The Herald: Prof Adam Tomkins, Justice Committee convener, 2-2-21Prof Adam Tomkins, Justice Committee convener, 2-2-21

He said: “It seems to me the events of the last few days, the reaction to the amendments that have been put down in this group with regard to transgender identity, make it just even more obvious and apparent that we absolutely must define what we mean.

“I have been disturbed by the reaction I’ve seen to what I thought were quote modest innocent, and perfectly reasonable amendments [including from Mr Yousaf].

“But it’s clear that even the words the Cabinet Secretary has carefully chosen... have caused fear, alarm and distress. I take that fear, alarm and distress very seriously, but I also have to say that I am alarmed, distressed and perhaps if I’m honest even a little afraid of the reaction, or aspects of the reaction to it.

“Yesterday a leader of one of the parties in the Scottish Parliament [Mr Harvie] tweeted that in his view a number of the amendments put down to the Hate Crime Bill for Stage 2 were shockingly and overtly transphobic.

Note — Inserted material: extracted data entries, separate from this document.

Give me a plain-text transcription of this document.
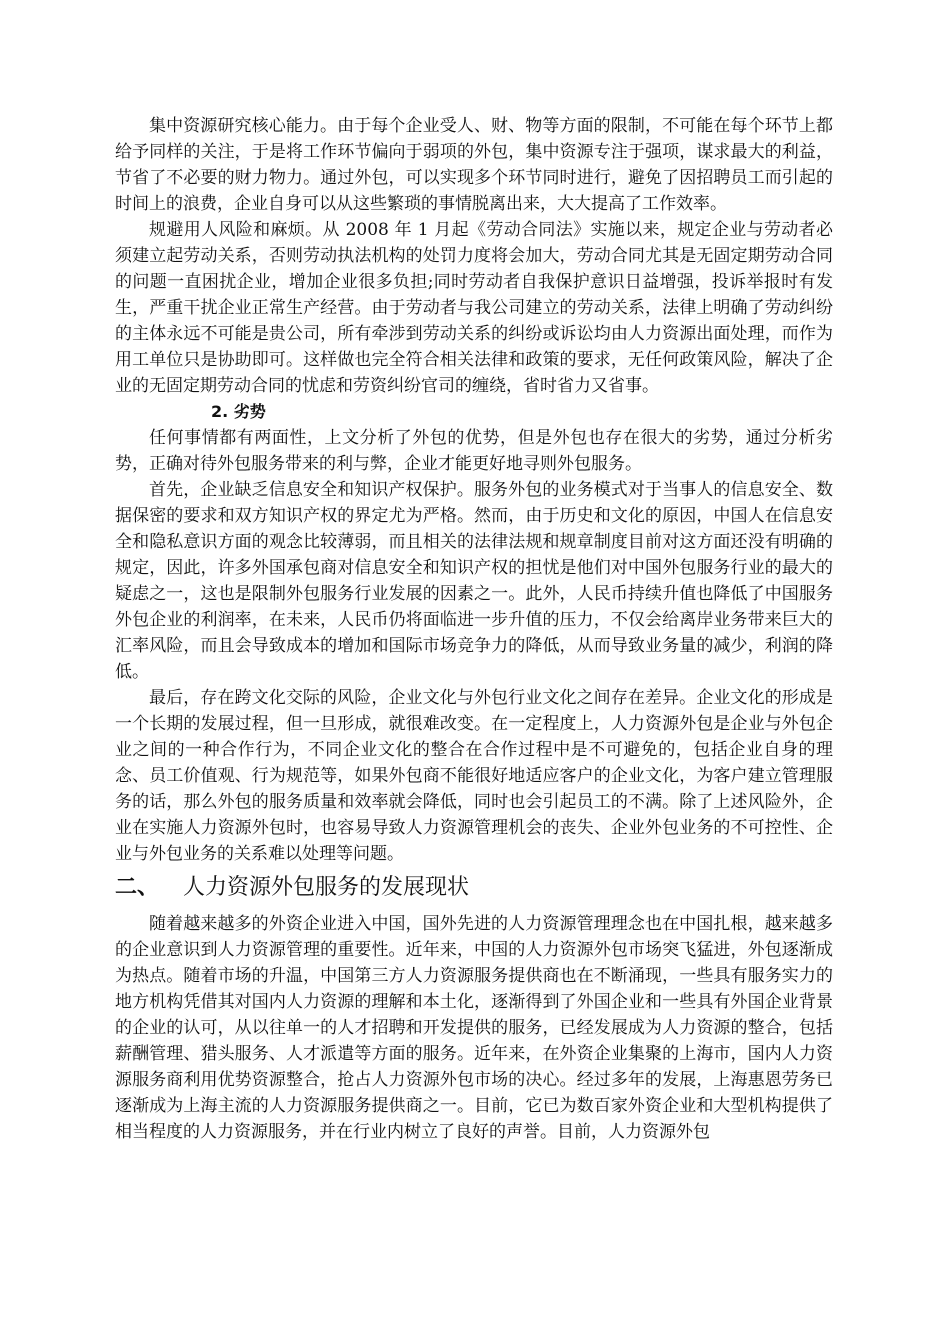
集中资源研究核心能力。由于每个企业受人、财、物等方面的限制，不可能在每个环节上都给予同样的关注，于是将工作环节偏向于弱项的外包，集中资源专注于强项，谋求最大的利益，节省了不必要的财力物力。通过外包，可以实现多个环节同时进行，避免了因招聘员工而引起的时间上的浪费，企业自身可以从这些繁琐的事情脱离出来，大大提高了工作效率。

规避用人风险和麻烦。从 2008 年 1 月起《劳动合同法》实施以来，规定企业与劳动者必须建立起劳动关系，否则劳动执法机构的处罚力度将会加大，劳动合同尤其是无固定期劳动合同的问题一直困扰企业，增加企业很多负担;同时劳动者自我保护意识日益增强，投诉举报时有发生，严重干扰企业正常生产经营。由于劳动者与我公司建立的劳动关系，法律上明确了劳动纠纷的主体永远不可能是贵公司，所有牵涉到劳动关系的纠纷或诉讼均由人力资源出面处理，而作为用工单位只是协助即可。这样做也完全符合相关法律和政策的要求，无任何政策风险，解决了企业的无固定期劳动合同的忧虑和劳资纠纷官司的缠绕，省时省力又省事。

2. 劣势

任何事情都有两面性，上文分析了外包的优势，但是外包也存在很大的劣势，通过分析劣势，正确对待外包服务带来的利与弊，企业才能更好地寻则外包服务。

首先，企业缺乏信息安全和知识产权保护。服务外包的业务模式对于当事人的信息安全、数据保密的要求和双方知识产权的界定尤为严格。然而，由于历史和文化的原因，中国人在信息安全和隐私意识方面的观念比较薄弱，而且相关的法律法规和规章制度目前对这方面还没有明确的规定，因此，许多外国承包商对信息安全和知识产权的担忧是他们对中国外包服务行业的最大的疑虑之一，这也是限制外包服务行业发展的因素之一。此外，人民币持续升值也降低了中国服务外包企业的利润率，在未来，人民币仍将面临进一步升值的压力，不仅会给离岸业务带来巨大的汇率风险，而且会导致成本的增加和国际市场竞争力的降低，从而导致业务量的减少，利润的降低。

最后，存在跨文化交际的风险，企业文化与外包行业文化之间存在差异。企业文化的形成是一个长期的发展过程，但一旦形成，就很难改变。在一定程度上，人力资源外包是企业与外包企业之间的一种合作行为，不同企业文化的整合在合作过程中是不可避免的，包括企业自身的理念、员工价值观、行为规范等，如果外包商不能很好地适应客户的企业文化，为客户建立管理服务的话，那么外包的服务质量和效率就会降低，同时也会引起员工的不满。除了上述风险外，企业在实施人力资源外包时，也容易导致人力资源管理机会的丧失、企业外包业务的不可控性、企业与外包业务的关系难以处理等问题。

二、	人力资源外包服务的发展现状

随着越来越多的外资企业进入中国，国外先进的人力资源管理理念也在中国扎根，越来越多的企业意识到人力资源管理的重要性。近年来，中国的人力资源外包市场突飞猛进，外包逐渐成为热点。随着市场的升温，中国第三方人力资源服务提供商也在不断涌现，一些具有服务实力的地方机构凭借其对国内人力资源的理解和本土化，逐渐得到了外国企业和一些具有外国企业背景的企业的认可，从以往单一的人才招聘和开发提供的服务，已经发展成为人力资源的整合，包括薪酬管理、猎头服务、人才派遣等方面的服务。近年来，在外资企业集聚的上海市，国内人力资源服务商利用优势资源整合，抢占人力资源外包市场的决心。经过多年的发展，上海惠恩劳务已逐渐成为上海主流的人力资源服务提供商之一。目前，它已为数百家外资企业和大型机构提供了相当程度的人力资源服务，并在行业内树立了良好的声誉。目前，人力资源外包
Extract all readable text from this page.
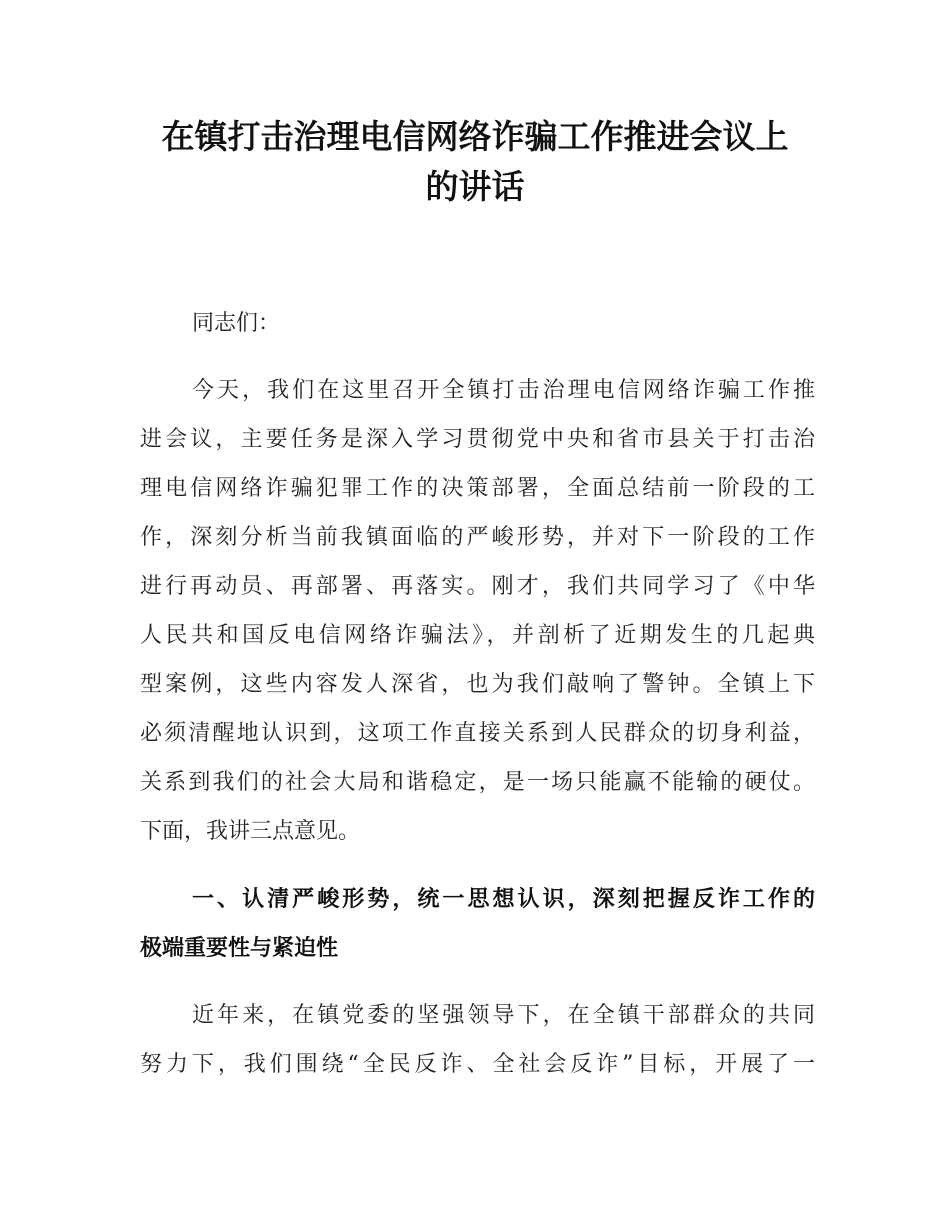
在镇打击治理电信网络诈骗工作推进会议上
的讲话
同志们：
今天，我们在这里召开全镇打击治理电信网络诈骗工作推
进会议，主要任务是深入学习贯彻党中央和省市县关于打击治
理电信网络诈骗犯罪工作的决策部署，全面总结前一阶段的工
作，深刻分析当前我镇面临的严峻形势，并对下一阶段的工作
进行再动员、再部署、再落实。刚才，我们共同学习了《中华
人民共和国反电信网络诈骗法》，并剖析了近期发生的几起典
型案例，这些内容发人深省，也为我们敲响了警钟。全镇上下
必须清醒地认识到，这项工作直接关系到人民群众的切身利益，
关系到我们的社会大局和谐稳定，是一场只能赢不能输的硬仗。
下面，我讲三点意见。
一、认清严峻形势，统一思想认识，深刻把握反诈工作的
极端重要性与紧迫性
近年来，在镇党委的坚强领导下，在全镇干部群众的共同
努力下，我们围绕“全民反诈、全社会反诈”目标，开展了一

“I have struggled to find an amendment... that I thought was shockingly or overtly transphobic.

“If we take for example the words of [Tory MSP] Liam Kerr’s amendment... ‘stating that sex is an immutable biological characteristic’ does not make you transphobic.

“‘Stating that there are only two sexes’, does that make you transphobic? Really?

“Using the word ‘woman’ or ‘man’ and equivalent terms and pronouns in a certain way, does that make you transphobic? Is that the sort of speech we are trying to criminalise here?”

READ MORE: Joanna Cherry accuses colleagues of 'lies and smears' after receiving threat

Liberal Democrat MSP Liam Mcarthur initially tabled an amendment to create a catch-all protection for freedom of speech but withdrew it in order to improve it.

This caused all the other freedom of speech amendments based on it to fall as well.

The Government wants the Bill passed before May's Holyrood election.

Mr McArthur said after the committee: "This legislation needs to include a robust protection of freedom of speech, that provides clarity about what is being criminalised while avoiding targeting or marginalising groups. 

“My preference was to establish a clear ‘catch all’ freedom of expression provision and I'm pleased members of the Justice Committee recognised that this could bring fairness and equality.

"Stage 2 amounted to an impasse. 

“This leaves a lot to be decided at the final parliamentary hurdle. It means there is only one chance remaining to get this legislation right. 

“It is essential to now have open, inclusive and measured discussions ahead of Stage 3 [the final vote]."

But critics of the Hate Crime Bill said nothing had been resolved and questioned if MSPs could come up with a catch-all protection in just a few weeks.

Jamie Gillies, spokesman for the Free to Disagree campaign, said: “Today’s proceedings have driven a coach and horses through previous assurances offered by the Scottish Government. The issue of free speech protections remains wholly unresolved. 

“MSPs on the committee have pledged to come up with a ‘catch-all’ free speech provision before Stage 3. 

“However, drafting a provision that allows robust speech on the plethora of topics associated with the characteristics covered - not least contentious topics like transgender identity - will be no easy task. 

“In all likelihood, the final result will be a weak, ill-defined clause that lacks the forensic detail required for criminal legislation.

“To make matters worse, MSPs will only have a few weeks to come up with a clause, outwith the normal parliamentary processes and behind closed doors. 

“If an amendment is not agreed upon and approved at Stage 3, the bill could pass without any specific free speech protections.

“Free speech is the lifeblood of democracy. If a suitable solution cannot be found in the next few weeks, MSPs must not leave anything to chance - they must reject the Hate Crime Bill outright.”